For a more inclusive look back, we turn to "Paleyfest 2000," (31:04), another in the Paley Center's great run of TV panels, this time with Mirkin, Donahue, Doyle-Murray, Riker, Kaufman, Odenkirk, Pepoon and Richdale. (So they got Kaufman, but no Chris Elliott? Seriously?) Once again, Mirkin leads the way in the discussion, though the actors are certainly enthusiastic (I'm no body language expert, but I don't know if Kaufman really wanted to be there and he barely says a word.) There are some cuts in the piece, for some reason, but you do get some of the Q&A from the audience.
The final featurette is actually the longest, the 54:22 "Horrible Secrets of the Writing Room" during which Mirkin, Richdale and Pepoon chat about writing the series. It's a truly interesting discussion, as, in addition to talking about the writing in the show, they talk about theories of comedy, how the writing process worked on the series, influences on them and way more. For anyone interested in writing, this is a must watch.
Also here are pages from the shooting schedules for "Bad Fish," "1977 2000" and "Clip Show," which again gives you another little look at the making of the show. Meanwhile, the temptingly labeled "This Does Nothing - Do Not Select" offers a decent reward for the bad listeners in the audience.
Here's a more detailed breakdown of the extras, with notes on the pieces unique to each episode:
A few bits of historical content are found here, with stills from the set of the pilot, pages from the script and a shot list, along with info on the massive vehicle the show rented to act as the Paperboy 2000. The info about the Landmaster is particularly interesting, if only because of how it's presented, which makes it seem much older than it is.
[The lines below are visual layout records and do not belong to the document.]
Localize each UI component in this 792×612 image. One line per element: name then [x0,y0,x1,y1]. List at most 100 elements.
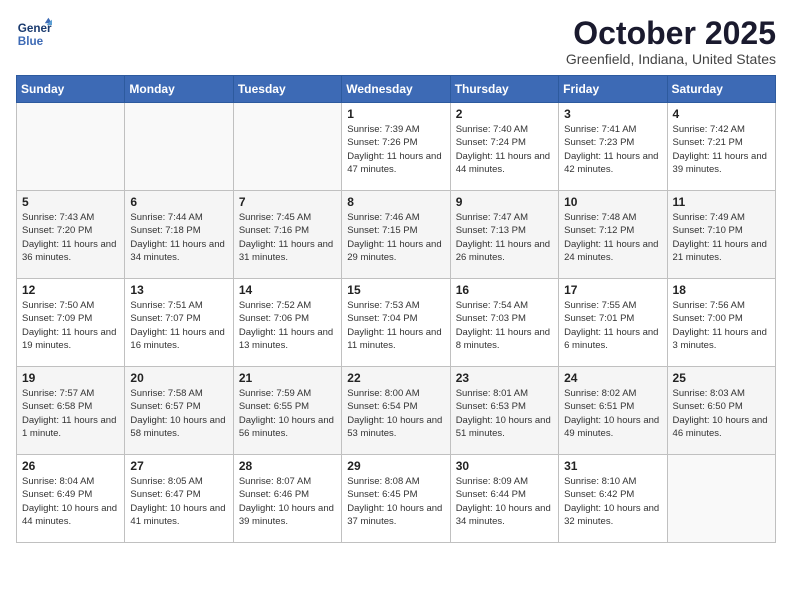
day-info: Sunrise: 7:57 AMSunset: 6:58 PMDaylight:… [22,387,119,440]
calendar-cell: 21 Sunrise: 7:59 AMSunset: 6:55 PMDayligh… [233,367,341,455]
weekday-header: Monday [125,76,233,103]
day-info: Sunrise: 7:49 AMSunset: 7:10 PMDaylight:… [673,211,770,264]
calendar-cell: 19 Sunrise: 7:57 AMSunset: 6:58 PMDayligh… [17,367,125,455]
calendar-cell: 30 Sunrise: 8:09 AMSunset: 6:44 PMDayligh… [450,455,558,543]
day-info: Sunrise: 7:53 AMSunset: 7:04 PMDaylight:… [347,299,444,352]
weekday-header: Tuesday [233,76,341,103]
day-number: 25 [673,371,770,385]
calendar-cell: 29 Sunrise: 8:08 AMSunset: 6:45 PMDayligh… [342,455,450,543]
calendar-cell: 31 Sunrise: 8:10 AMSunset: 6:42 PMDayligh… [559,455,667,543]
day-number: 23 [456,371,553,385]
svg-text:General: General [18,22,52,35]
day-number: 27 [130,459,227,473]
calendar-cell: 23 Sunrise: 8:01 AMSunset: 6:53 PMDayligh… [450,367,558,455]
calendar-cell [233,103,341,191]
day-number: 2 [456,107,553,121]
logo-icon: General Blue [16,16,52,52]
calendar-cell: 4Sunrise: 7:42 AMSunset: 7:21 PMDaylight… [667,103,775,191]
calendar-table: SundayMondayTuesdayWednesdayThursdayFrid… [16,75,776,543]
day-info: Sunrise: 7:39 AMSunset: 7:26 PMDaylight:… [347,123,444,176]
calendar-cell: 18 Sunrise: 7:56 AMSunset: 7:00 PMDayligh… [667,279,775,367]
calendar-cell: 13Sunrise: 7:51 AMSunset: 7:07 PMDayligh… [125,279,233,367]
day-number: 10 [564,195,661,209]
day-info: Sunrise: 7:55 AMSunset: 7:01 PMDaylight:… [564,299,661,352]
day-number: 14 [239,283,336,297]
calendar-cell: 16 Sunrise: 7:54 AMSunset: 7:03 PMDayligh… [450,279,558,367]
calendar-cell: 26 Sunrise: 8:04 AMSunset: 6:49 PMDayligh… [17,455,125,543]
day-info: Sunrise: 7:42 AMSunset: 7:21 PMDaylight:… [673,123,770,176]
day-info: Sunrise: 7:40 AMSunset: 7:24 PMDaylight:… [456,123,553,176]
calendar-cell [17,103,125,191]
day-number: 22 [347,371,444,385]
day-info: Sunrise: 7:46 AMSunset: 7:15 PMDaylight:… [347,211,444,264]
day-info: Sunrise: 7:45 AMSunset: 7:16 PMDaylight:… [239,211,336,264]
day-info: Sunrise: 8:03 AMSunset: 6:50 PMDaylight:… [673,387,770,440]
day-number: 30 [456,459,553,473]
calendar-cell: 27 Sunrise: 8:05 AMSunset: 6:47 PMDayligh… [125,455,233,543]
calendar-cell: 20Sunrise: 7:58 AMSunset: 6:57 PMDayligh… [125,367,233,455]
day-info: Sunrise: 8:07 AMSunset: 6:46 PMDaylight:… [239,475,336,528]
calendar-cell: 12Sunrise: 7:50 AMSunset: 7:09 PMDayligh… [17,279,125,367]
weekday-header: Wednesday [342,76,450,103]
day-number: 29 [347,459,444,473]
day-number: 12 [22,283,119,297]
day-info: Sunrise: 7:51 AMSunset: 7:07 PMDaylight:… [130,299,227,352]
day-info: Sunrise: 8:09 AMSunset: 6:44 PMDaylight:… [456,475,553,528]
day-number: 15 [347,283,444,297]
day-number: 6 [130,195,227,209]
day-number: 16 [456,283,553,297]
day-number: 28 [239,459,336,473]
day-info: Sunrise: 7:44 AMSunset: 7:18 PMDaylight:… [130,211,227,264]
day-info: Sunrise: 8:10 AMSunset: 6:42 PMDaylight:… [564,475,661,528]
day-info: Sunrise: 7:43 AMSunset: 7:20 PMDaylight:… [22,211,119,264]
weekday-header: Friday [559,76,667,103]
day-info: Sunrise: 8:00 AMSunset: 6:54 PMDaylight:… [347,387,444,440]
day-number: 19 [22,371,119,385]
day-number: 26 [22,459,119,473]
day-number: 9 [456,195,553,209]
day-info: Sunrise: 7:56 AMSunset: 7:00 PMDaylight:… [673,299,770,352]
day-info: Sunrise: 8:01 AMSunset: 6:53 PMDaylight:… [456,387,553,440]
day-number: 17 [564,283,661,297]
calendar-cell: 17 Sunrise: 7:55 AMSunset: 7:01 PMDayligh… [559,279,667,367]
calendar-cell: 28 Sunrise: 8:07 AMSunset: 6:46 PMDayligh… [233,455,341,543]
weekday-header-row: SundayMondayTuesdayWednesdayThursdayFrid… [17,76,776,103]
day-number: 31 [564,459,661,473]
calendar-cell: 9 Sunrise: 7:47 AMSunset: 7:13 PMDaylight… [450,191,558,279]
calendar-week-row: 26 Sunrise: 8:04 AMSunset: 6:49 PMDayligh… [17,455,776,543]
calendar-cell: 2 Sunrise: 7:40 AMSunset: 7:24 PMDaylight… [450,103,558,191]
day-number: 7 [239,195,336,209]
weekday-header: Thursday [450,76,558,103]
day-info: Sunrise: 7:41 AMSunset: 7:23 PMDaylight:… [564,123,661,176]
day-info: Sunrise: 7:59 AMSunset: 6:55 PMDaylight:… [239,387,336,440]
title-block: October 2025 Greenfield, Indiana, United… [566,16,776,67]
day-number: 20 [130,371,227,385]
day-info: Sunrise: 8:08 AMSunset: 6:45 PMDaylight:… [347,475,444,528]
calendar-subtitle: Greenfield, Indiana, United States [566,51,776,67]
day-info: Sunrise: 7:52 AMSunset: 7:06 PMDaylight:… [239,299,336,352]
calendar-cell: 22 Sunrise: 8:00 AMSunset: 6:54 PMDayligh… [342,367,450,455]
day-info: Sunrise: 8:04 AMSunset: 6:49 PMDaylight:… [22,475,119,528]
day-number: 11 [673,195,770,209]
calendar-title: October 2025 [566,16,776,51]
calendar-cell: 5 Sunrise: 7:43 AMSunset: 7:20 PMDaylight… [17,191,125,279]
day-number: 5 [22,195,119,209]
calendar-cell: 24Sunrise: 8:02 AMSunset: 6:51 PMDayligh… [559,367,667,455]
day-number: 3 [564,107,661,121]
calendar-cell: 25 Sunrise: 8:03 AMSunset: 6:50 PMDayligh… [667,367,775,455]
logo: General Blue [16,16,52,52]
day-number: 21 [239,371,336,385]
day-info: Sunrise: 7:54 AMSunset: 7:03 PMDaylight:… [456,299,553,352]
calendar-cell: 15 Sunrise: 7:53 AMSunset: 7:04 PMDayligh… [342,279,450,367]
calendar-cell [125,103,233,191]
page-header: General Blue October 2025 Greenfield, In… [16,16,776,67]
calendar-cell: 3 Sunrise: 7:41 AMSunset: 7:23 PMDaylight… [559,103,667,191]
day-number: 18 [673,283,770,297]
day-number: 1 [347,107,444,121]
day-info: Sunrise: 7:47 AMSunset: 7:13 PMDaylight:… [456,211,553,264]
calendar-cell: 7 Sunrise: 7:45 AMSunset: 7:16 PMDaylight… [233,191,341,279]
calendar-cell: 6 Sunrise: 7:44 AMSunset: 7:18 PMDaylight… [125,191,233,279]
calendar-cell [667,455,775,543]
calendar-week-row: 12Sunrise: 7:50 AMSunset: 7:09 PMDayligh… [17,279,776,367]
day-info: Sunrise: 8:05 AMSunset: 6:47 PMDaylight:… [130,475,227,528]
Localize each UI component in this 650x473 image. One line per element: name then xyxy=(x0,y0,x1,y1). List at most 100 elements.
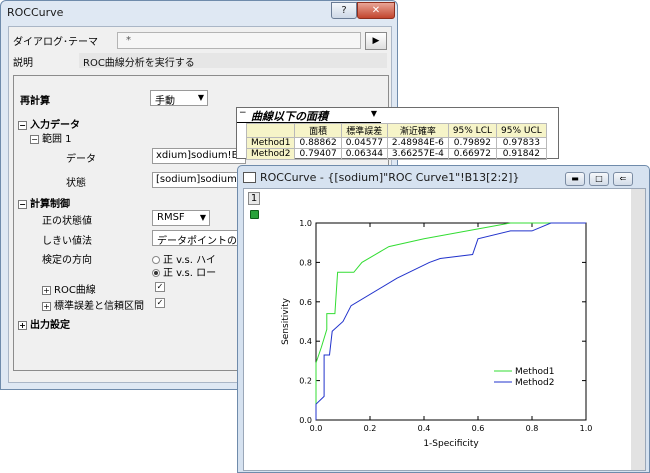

"Drivers License" features a big chase scene with Chris and the police, and the extras give a peak into its production, with detailed, well-drawn storyboards and a less-detailed map of the shoot. Far more interesting is the commentary with Mirkin and Walsh. Walsh, CNN's human behavior expert, watched several episodes and offers an analysis of Chris, with thoughts on what's wrong with him, and what may be behind those problems. It's really quite interesting to hear her expert opinion on such a disturbed character.
The production stills show how the episode's big special effects shot was done, while the back-of-the-comics ad for the Neptune 2000 shows the level of detail the series was working on. For the first of six tracks, Mirkin is joined by writer/producers Pepoon and Richdale, but it's still pretty much the Mirkin show, as his vast knowledge and enthusiasm for the series overwhelms his guests.
There's more of the stills from the set, along with a unique map of the production offices (seeing that Kaufman and Odenkirk's offices were next to each other is a bit mindblowing), but the gem of this disc is a random guest commentary appearance by Nealon, whose connection to the show is solely as Mirkin's friend and a fan of Elliott and the show. Together, they create a fun listen.
Included with the set is a 24-page booklet with an entertaining essay on the series by former Washington Post TV critic Tom Shales; airdates, credits and synopses for each episode; and info about the bonus content in the set.